Rebecca’s family was also there for her at every turn.
“Having people just listen, not try to fix it, but just to be there. We had so many friends that brought food, and helped out with the kids, and my in-laws, we had so much support. I think about like people that don't have that and it breaks my heart. I don't know how people do it. I really don't.”
As Rebecca began navigating survivorship, she began to recover physically as well.
“My daughter, who was three when I was finally cleared to be able to pick her up again, I picked her up and put her on a stool at our breakfast bar. She said, ‘You're like a real mama again!’”
Rebecca never stopped being a real mama. Just as she was there for her son's kindergarten registration, she was there to drop him off on his first day. Just 48 hours after her final surgery.
She had her strength back, but it would take some time to trust her body again.
“You're kind of like, ‘okay my body betrayed me once. Could it do it again?’ And I did everything right. I've been a vegetarian, I don't drink, I exercise. I did all the right things and I still got cancer and my body still betrayed me. Could it happen again? I just went to see my doctor because I have this this little freckle and I was like, ‘could this be cancer again?’”
This past May marked seven years since her father’s passing and almost six years since her diagnosis. For years, Rebecca struggled to come to terms with these events. But over time, they began to shape her character and influence her outlook on life.
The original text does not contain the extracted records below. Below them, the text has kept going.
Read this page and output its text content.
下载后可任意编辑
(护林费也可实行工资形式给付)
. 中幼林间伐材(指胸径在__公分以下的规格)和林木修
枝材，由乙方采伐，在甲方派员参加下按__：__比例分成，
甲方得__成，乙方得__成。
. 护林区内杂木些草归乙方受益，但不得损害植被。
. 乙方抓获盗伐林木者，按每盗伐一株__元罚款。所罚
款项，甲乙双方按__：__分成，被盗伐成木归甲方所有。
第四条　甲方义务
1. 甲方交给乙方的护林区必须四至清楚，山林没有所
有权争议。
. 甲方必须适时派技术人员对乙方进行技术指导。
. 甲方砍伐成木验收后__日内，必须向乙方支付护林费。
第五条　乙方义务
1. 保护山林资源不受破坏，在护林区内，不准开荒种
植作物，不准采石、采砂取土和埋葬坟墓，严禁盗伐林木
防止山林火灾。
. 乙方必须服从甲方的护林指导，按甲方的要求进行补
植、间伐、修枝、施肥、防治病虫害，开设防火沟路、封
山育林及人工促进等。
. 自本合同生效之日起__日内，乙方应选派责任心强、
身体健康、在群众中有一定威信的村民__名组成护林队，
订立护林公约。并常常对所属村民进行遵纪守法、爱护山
“I have a bit of like survivor guilt. Like I'm around all these other women who have had so much more treatment and such harder stories, and I feel like I kind of got off easy. Sometimes I feel even kind of embarrassed to talk about my story because it feels so minor in comparison. I do think it wasn't just cancer for me, it was a combination of my dad dying from cancer. I think a result of those two things was getting so depressed that I was nonfunctional and left my job. That's kind of what changed my life. I thought, ‘you have this one life, how are you gonna live it?’
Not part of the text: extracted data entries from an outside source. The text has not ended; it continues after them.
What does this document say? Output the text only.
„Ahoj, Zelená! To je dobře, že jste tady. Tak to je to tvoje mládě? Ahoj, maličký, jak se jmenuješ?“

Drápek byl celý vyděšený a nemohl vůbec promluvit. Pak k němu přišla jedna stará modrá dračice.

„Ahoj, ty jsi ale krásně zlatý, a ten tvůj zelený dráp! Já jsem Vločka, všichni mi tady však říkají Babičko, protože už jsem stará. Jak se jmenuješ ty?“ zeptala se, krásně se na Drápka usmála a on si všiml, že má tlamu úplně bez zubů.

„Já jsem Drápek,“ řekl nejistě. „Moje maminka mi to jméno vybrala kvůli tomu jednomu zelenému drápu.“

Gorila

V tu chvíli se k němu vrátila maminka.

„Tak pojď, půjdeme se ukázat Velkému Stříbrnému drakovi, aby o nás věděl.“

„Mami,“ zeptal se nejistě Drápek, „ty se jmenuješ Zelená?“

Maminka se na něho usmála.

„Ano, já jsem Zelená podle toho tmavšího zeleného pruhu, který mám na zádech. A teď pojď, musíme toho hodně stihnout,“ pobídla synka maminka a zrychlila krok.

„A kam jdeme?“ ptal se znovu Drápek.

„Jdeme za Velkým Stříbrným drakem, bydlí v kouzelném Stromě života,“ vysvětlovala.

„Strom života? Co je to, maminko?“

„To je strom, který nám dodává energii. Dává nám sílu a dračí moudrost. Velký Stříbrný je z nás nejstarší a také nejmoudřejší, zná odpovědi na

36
Because of cancer, I realize the fragility of life and I try to infuse as much joy into my life as I can each day.”
For others dealing with a diagnosis, Rebecca has some advice.
“Find other people that have been through it and talk to them. Nobody knows what the future is going to hold, just try to take things day by day.”
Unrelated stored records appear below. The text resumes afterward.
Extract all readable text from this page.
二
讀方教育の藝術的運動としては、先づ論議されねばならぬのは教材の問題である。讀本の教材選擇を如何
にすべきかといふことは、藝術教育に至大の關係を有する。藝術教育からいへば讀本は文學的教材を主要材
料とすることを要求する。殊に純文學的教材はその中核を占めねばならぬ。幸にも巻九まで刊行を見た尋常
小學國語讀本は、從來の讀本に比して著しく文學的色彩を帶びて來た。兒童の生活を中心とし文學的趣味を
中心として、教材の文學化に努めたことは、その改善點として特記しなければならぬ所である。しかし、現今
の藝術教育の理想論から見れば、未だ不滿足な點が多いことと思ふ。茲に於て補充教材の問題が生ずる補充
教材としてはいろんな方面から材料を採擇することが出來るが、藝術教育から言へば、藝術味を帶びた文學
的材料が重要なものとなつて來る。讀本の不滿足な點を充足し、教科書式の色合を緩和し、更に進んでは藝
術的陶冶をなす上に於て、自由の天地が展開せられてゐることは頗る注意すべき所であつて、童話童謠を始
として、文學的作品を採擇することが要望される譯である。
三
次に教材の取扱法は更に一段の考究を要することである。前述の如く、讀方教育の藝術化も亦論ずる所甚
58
In 2019, Rebecca founded a company called Storied, where she helps people capture and preserve their family history through lore and funny tales. The idea came to her while sitting at her father’s memorial service, wondering why people always save the best stories about someone until after they’re gone.
Rebecca Wertheimer’s story is a tale of resilience. Her battle with cancer started in 1988, and in 2016 - she beat it. For her mother, her father, her family, and for herself.
“Dear cancer, you've made your point. We get it and your time is done.”